確かに織姫レベルの怠け者扱いには遺憾の意を表明したいけど、別に特別頑張ってるわけじゃないぞ。
「ちょっと。嘘は良くないって。」
「嘘じゃないさ、千百合は頑張ってるよ。それに何処かの誰かさんみたいに1つの事に打ち込み過ぎて、他の事が疎かになったりしないし。」
(五十嵐の事か?)
(96%の確率で五十嵐だな。)
「だから、彼女に向かって織姫みたく怠け者みたいに言うのは辞めて欲しい。」
「分かった。」
「まあ、俺は少々怠け者のきらいはあるかもしれないけれど。」
「「ねえよ!」」
千百合と桑原が綺麗にユニゾンした。
柳はもう苦笑しか出来ない。
「幸村、お前が怠け者とするならば世の中の人間の7割は怠け者になってしまうぞ。」
「そうかな?でも自分の事を怠け者じゃないみたく言うのは抵抗があるというか。」
「あのね、この兄ちゃんの言ってる事嘘だかんね。此奴ひっくり帰っても牽牛みたく怠けたりしないから。」
「そうなんだ?」
「そうなの。」
「へー。なら兄ちゃん達は別に別れなくて良いね。」
「そっちに持っていかなくて良い。」
「大丈夫だよ。俺は誰に何と言われようと絶対に彼女を離したりしないから。」
「・・・おお。」
思いがけずマジレスをされて少年はちょっとたじろぐ。
「あんたも真剣に答えなくて良い!」
「でも嘘を言うわけにも、」
「まあ、適当に答えるとそれはそれでトラブルの元だ。我慢だな。」
「ふざけんな。」
「なんか牽牛が根性なしに見えてきた。」
「その見方も止めような・・・」
まあ確かに天帝に引き裂かれたとか言ってるが、幸村ならば天帝如き難なくあしらいそうな気がしないでもない。そもそも怠けたりとかそういう隙を幸村は見せない。
幸村はいつも正しい。
「・・・兄ちゃんみたいな姉ちゃんだったら良かったのかも。」
「「「「え?」」」」
「や、なんでもない。俺もう行くよ。兄ちゃん達、七夕の話教えてくれてありがと!」
「ちょっと、」
何の話だと聞く前に少年は走り去った。
「何だったのかな、あの坊やは。」
「さあ・・・」
「まあ、良く分からないが何かに納得したようだったから良いんじゃないか。」
良いのか。
なんかちょっと腑に落ちないけど。
あの子供は、結局自分と幸村の事をどう思ってどう見えていたのか、知りたいような知るのが怖いような。
「千百合。」
「え?何?」
「いや、2人はあっちのブースに行くみたいだから俺達も行こうかと思って。此処はもう見ただろう?」
「ああ。うん。」
「ごめんね。

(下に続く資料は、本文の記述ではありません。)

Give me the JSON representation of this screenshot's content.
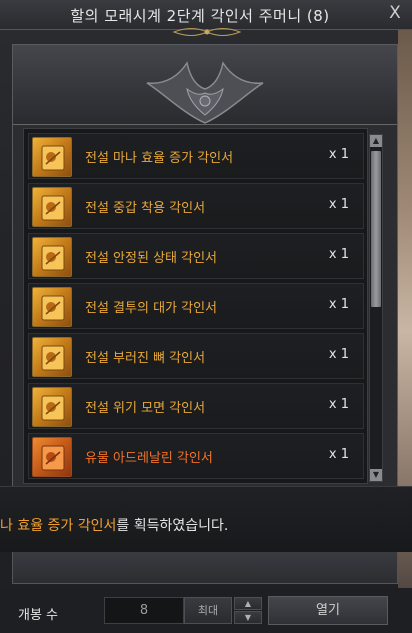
{
  "window": {
    "title": "할의 모래시계 2단계 각인서 주머니 (8)",
    "close_label": "X"
  },
  "items": [
    {
      "name": "전설 마나 효율 증가 각인서",
      "qty": "x 1",
      "grade": "legendary"
    },
    {
      "name": "전설 중갑 착용 각인서",
      "qty": "x 1",
      "grade": "legendary"
    },
    {
      "name": "전설 안정된 상태 각인서",
      "qty": "x 1",
      "grade": "legendary"
    },
    {
      "name": "전설 결투의 대가 각인서",
      "qty": "x 1",
      "grade": "legendary"
    },
    {
      "name": "전설 부러진 뼈 각인서",
      "qty": "x 1",
      "grade": "legendary"
    },
    {
      "name": "전설 위기 모면 각인서",
      "qty": "x 1",
      "grade": "legendary"
    },
    {
      "name": "유물 아드레날린 각인서",
      "qty": "x 1",
      "grade": "relic"
    }
  ],
  "message": {
    "highlight": "나 효율 증가 각인서",
    "rest": "를 획득하였습니다."
  },
  "footer": {
    "open_count_label": "개봉 수",
    "count_value": "8",
    "max_label": "최대",
    "open_label": "열기"
  },
  "colors": {
    "legendary": "#e8a83a",
    "relic": "#f0742a"
  }
}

」
「え?何が?」
「ああいうのは嫌だっただろうなと思って。」
「ああ、うん、ああ・・・」
そう言う幸村はちゃんと分かっている。
千百合はああいう時、サッと流してほしいタイプなんだという事。
あんな風に大真面目に受け答えされると恥ずかしくてしょうがないと思う事を。
それから。
「・・・でも、」
「でも、嘘は言ってない。俺は千百合を離さないよ。」
それから、恥ずかしがっているけれど嫌だと思ってるわけじゃないという事も。